Over time, job-hopping became normalized and even expected. Yet it’s still harmful for employers, according to the professors. There is enormous cost associated with turnover. Recruiting and training employees is expensive, time-consuming, and usually yields lost productivity as new hires make mistakes and get up to speed.
“What most companies tend to overlook is that there is a cost to employee turnover that they don’t put on their spreadsheet — experience and institutional knowledge,” Bellace says. “If a new person doesn’t know how you do something in the company, they have to use time to find out.
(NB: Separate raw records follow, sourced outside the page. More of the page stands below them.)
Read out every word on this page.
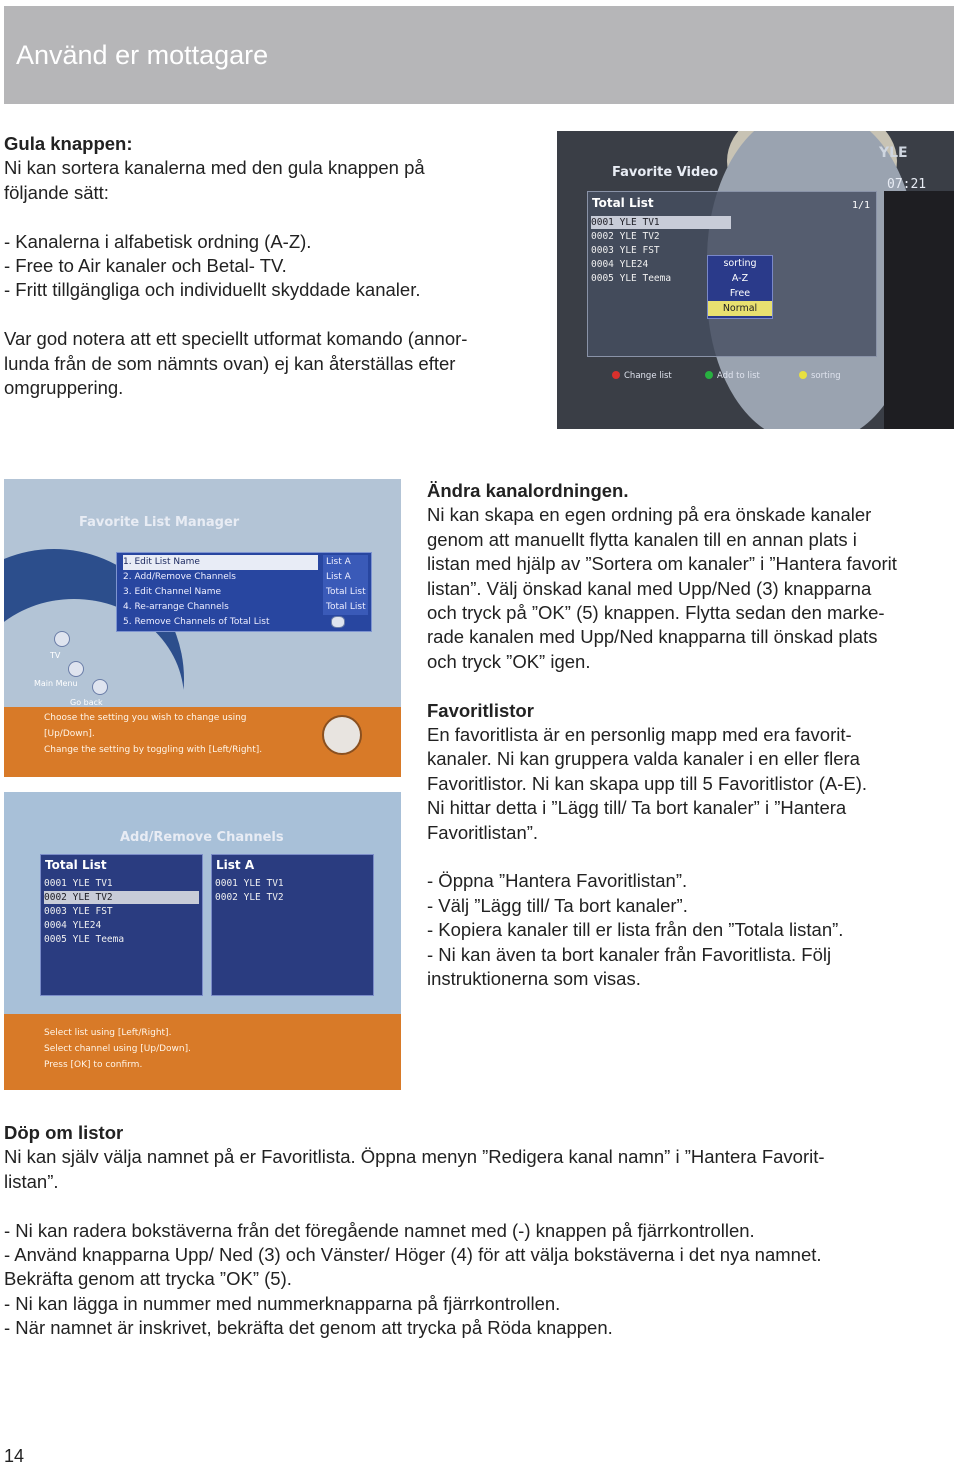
Använd er mottagare

Gula knappen:

Ni kan sortera kanalerna med den gula knappen på

följande sätt:

- Kanalerna i alfabetisk ordning (A-Z).

- Free to Air kanaler och Betal- TV.

- Fritt tillgängliga och individuellt skyddade kanaler.

Var god notera att ett speciellt utformat komando (annor-

lunda från de som nämnts ovan) ej kan återställas efter

omgruppering.

YLE
07:21
Favorite Video
Total List	1/1
0001 YLE TV1
0002 YLE TV2
0003 YLE FST
0004 YLE24
0005 YLE Teema
sorting
A-Z
Free
Normal
Change list	Add to list	sorting
Favorite List Manager
1. Edit List Name
2. Add/Remove Channels
3. Edit Channel Name
4. Re-arrange Channels
5. Remove Channels of Total List
List A
List A
Total List
Total List
TV
Main Menu
Go back

Choose the setting you wish to change using

[Up/Down].

Change the setting by toggling with [Left/Right].

Add/Remove Channels
Total List
0001 YLE TV1
0002 YLE TV2
0003 YLE FST
0004 YLE24
0005 YLE Teema
List A
0001 YLE TV1
0002 YLE TV2

Select list using [Left/Right].

Select channel using [Up/Down].

Press [OK] to confirm.

Ändra kanalordningen.

Ni kan skapa en egen ordning på era önskade kanaler

genom att manuellt flytta kanalen till en annan plats i

listan med hjälp av ”Sortera om kanaler” i ”Hantera favorit

listan”. Välj önskad kanal med Upp/Ned (3) knapparna

och tryck på ”OK” (5) knappen. Flytta sedan den marke-

rade kanalen med Upp/Ned knapparna till önskad plats

och tryck ”OK” igen.

Favoritlistor

En favoritlista är en personlig mapp med era favorit-

kanaler. Ni kan gruppera valda kanaler i en eller flera

Favoritlistor. Ni kan skapa upp till 5 Favoritlistor (A-E).

Ni hittar detta i ”Lägg till/ Ta bort kanaler” i ”Hantera

Favoritlistan”.

- Öppna ”Hantera Favoritlistan”.

- Välj ”Lägg till/ Ta bort kanaler”.

- Kopiera kanaler till er lista från den ”Totala listan”.

- Ni kan även ta bort kanaler från Favoritlista. Följ

instruktionerna som visas.

Döp om listor

Ni kan själv välja namnet på er Favoritlista. Öppna menyn ”Redigera kanal namn” i ”Hantera Favorit-

listan”.

- Ni kan radera bokstäverna från det föregående namnet med (-) knappen på fjärrkontrollen.

- Använd knapparna Upp/ Ned (3) och Vänster/ Höger (4) för att välja bokstäverna i det nya namnet.

Bekräfta genom att trycka ”OK” (5).

- Ni kan lägga in nummer med nummerknapparna på fjärrkontrollen.

- När namnet är inskrivet, bekräfta det genom att trycka på Röda knappen.

14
How do you calculate that?”
Restaurants, retailers and other companies that rely on low-skilled workers have tried to mitigate turnover by “de-skilling” their jobs as much as possible with automation, Bidwell says. But that’s still not enough to offset the money saved by retaining an experienced employee. Perhaps that’s why so many stores and restaurants are trying to lure new workers with offers of $10 to $15 an hour — significantly higher than the current federal minimum wage of $7.25.
“They are starting to understand it makes sense to pay a bit more and have people stay longer, compared to a world where you pay people as little as you can get away with, but you reap higher costs somewhere else in your system,” Bidwell says.
Numerous studies have been conducted on the cost of turnover, and the figures vary widely based on position and industry. That variation contributes to the complacency that many companies have when it comes to retention.
“It’s super easy to see the cost of raising wages by a dollar. It’s very hard to calculate the cost of attrition,” Bidwell says. “It’s hard to measure, and we tend to focus on the easily measurable things.”
Besides money, there’s also the matter of organizational citizenship. Businesses are better off when their workers are emotionally invested.
“If everybody is purely out for themselves and just doing the bare minimum, nothing will get done,” Bidwell says. “Organizations need people who want to look out for the organization’s interests and want to do the right thing.”
The pandemic’s effect on loyalty
The Covid-19 pandemic has had a curious effect on the emotional component of workforce loyalty, particularly for office employees. The massive shift to remote work has prompted people to rethink their priorities. For many, that has meant changing careers.
Bellace isn’t surprised by what some have dubbed “the Great Rethink.” Working from home may be convenient, she says, but it strips away the social contact that fosters “good and fuzzy feelings” about going to the office.
“You chit-chat over morning coffee, someone comes in with a birthday cake, there’s a baby shower because someone’s having a baby,” she says. “All those things that would build up a relationship in a workgroup have been missing the past two years. So, I think it’s more likely right now that if somebody sees they can make significantly more money at another company, they’ll just up and quit.”
With workers leaving their positions in droves, employers are on the losing side of the currently tight labor market. Bellace cites figures that show the labor force participation rate is down 1% to 2% compared with before the pandemic.
“That may not seem like a lot, but it is,” she says.
But the labor market is cyclical, and both Bellace and Bidwell don’t expect this situation to last. They also don’t expect a resurgence in workplace loyalty. Orthmann, the Brazilian textile worker who celebrated his 100th birthday last month with his co-workers, could be the last record-holder of his kind.
“It’s always a moving target. It’s a calculative loyalty,” Bidwell says. “As long as I believe I will do OK, I’ll stay with you. But when the trust is gone, people are going to leave. That’s always been the case. I don’t see a big change to that.”